Por ello, estoy dejando de escribir como otros dejan de fumar. El sueño ahora es pesadilla, del mismo modo que la infancia y uno de sus protagonistas, el teniente sabio, son humo y más que nunca el cuento narrado por un idiota que a nadie importa y al que se refería Shakespeare. Por escribir no he vivido y es tarde para corregir el pecado, aunque no para aminorarlo, y en consecuencia ésta será mi última aparición por aquí. Tampoco he sido un colaborador principal ni habitual (cuando este invento tecnológico se inició ya me pesaban las palabras y el papel), y por todo ello, por escrúpulo de honradez, pido que mi nombre sea suprimido de esa lista de redactores que hay a la derecha de la pantalla (cuando se puede ver, claro, ya que los duendes de la informática suelen distraerse no sé muy bien en qué). Cuando poco te queda por hacer en el mundo, lo mejor es dejar las cosas ordenadas antes de irse. Porqué me queda poco por hacer en un páramo en el que la esperanza solo es una entelequia. ¿Quién debería administrarla? Por un lado, los chorizos de siempre, los banqueros sin padre conocido, los políticos con cutis de cemento, los podridos imperios mediáticos que presumen de independencia por ser de lo que carecen, los garrulos elevados a opinadores sobre todo que es lo mismo que ser opinadores sobre nada. Por el otro, los aspirantes a salvadores, revolucionarios de opereta (que manera de insultar la noble palabra, ?Revolución?, y sus derivados), indignos más que indignados, entre los que se infiltran gente incapaz de comprometerse seriamente con nada (¿alguno de estos a leído a Stéphane Hessel? Y si lo han hecho, ¿lo han comprendido?) y que se esconden bajo grandes causas, como la abolición de los toros o la defensa del Amazonas, por ejemplo, para ocultar su patético fracaso como individuos. Virgencita, que me quede como estoy. O, Dios mío, protégeme de mis amigos, que de mis enemigos ya me protejo yo.

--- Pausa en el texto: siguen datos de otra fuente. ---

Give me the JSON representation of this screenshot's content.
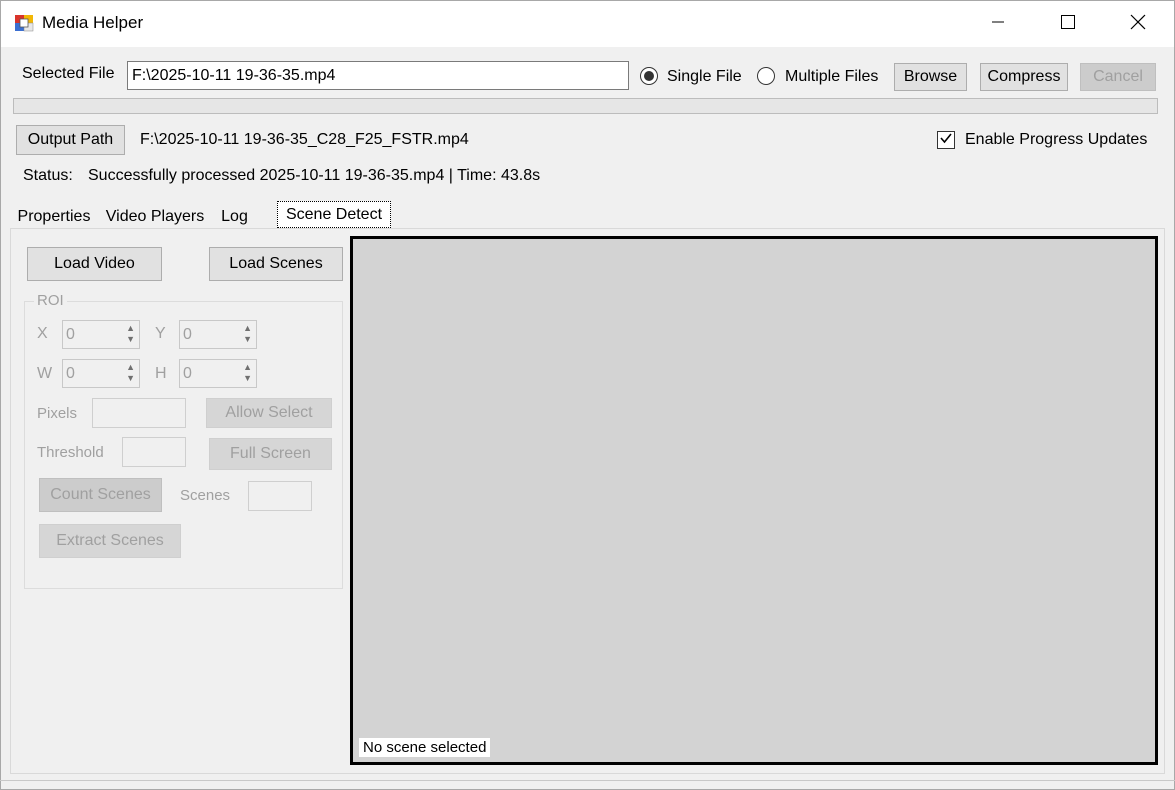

Desencanto, sí. Hastío, también. El hombre es una pasión inútil, declaró Sartre. Vivimos con y entre la fragilidad. Solo nos realizamos en sueños lejanos, en películas, imaginándonos como Colombo, sencillos y eficaces, creíbles. No hay que volar para ser superior. Y cuando descubres que vegetas enredado en los sueños ?o delirios- cercanos de terceros, te das cuenta de que se te quiere por lo que sirves o financias, no por lo que eres. Entonces, te plantas o te sometes. Yo he logrado ambas cosas, quizá porque no me queda tiempo para regalar. Ahora, para mí, el tiempo es el bien más escaso. Quiero quedarme en la tranquilidad de lo que jamás he temido, la soledad. En ese escenario, contemplaré con una mueca de leve ternura la miniatura del Peugeot 403 que compré hará un par de años, y recordaré que una vez soñé y a quien, por desgracia, me ayudó a soñar. Me bajo de este autobús. Teniente, pese a todo, gracias por las intrigas, por las exhibiciones de inteligencia, por los buenos ratos, por el humor. Desconozco la envidia, pero sospecho que ahora le envidio porqué, más allá de su ya incuestionable inmortalidad, está usted muerto.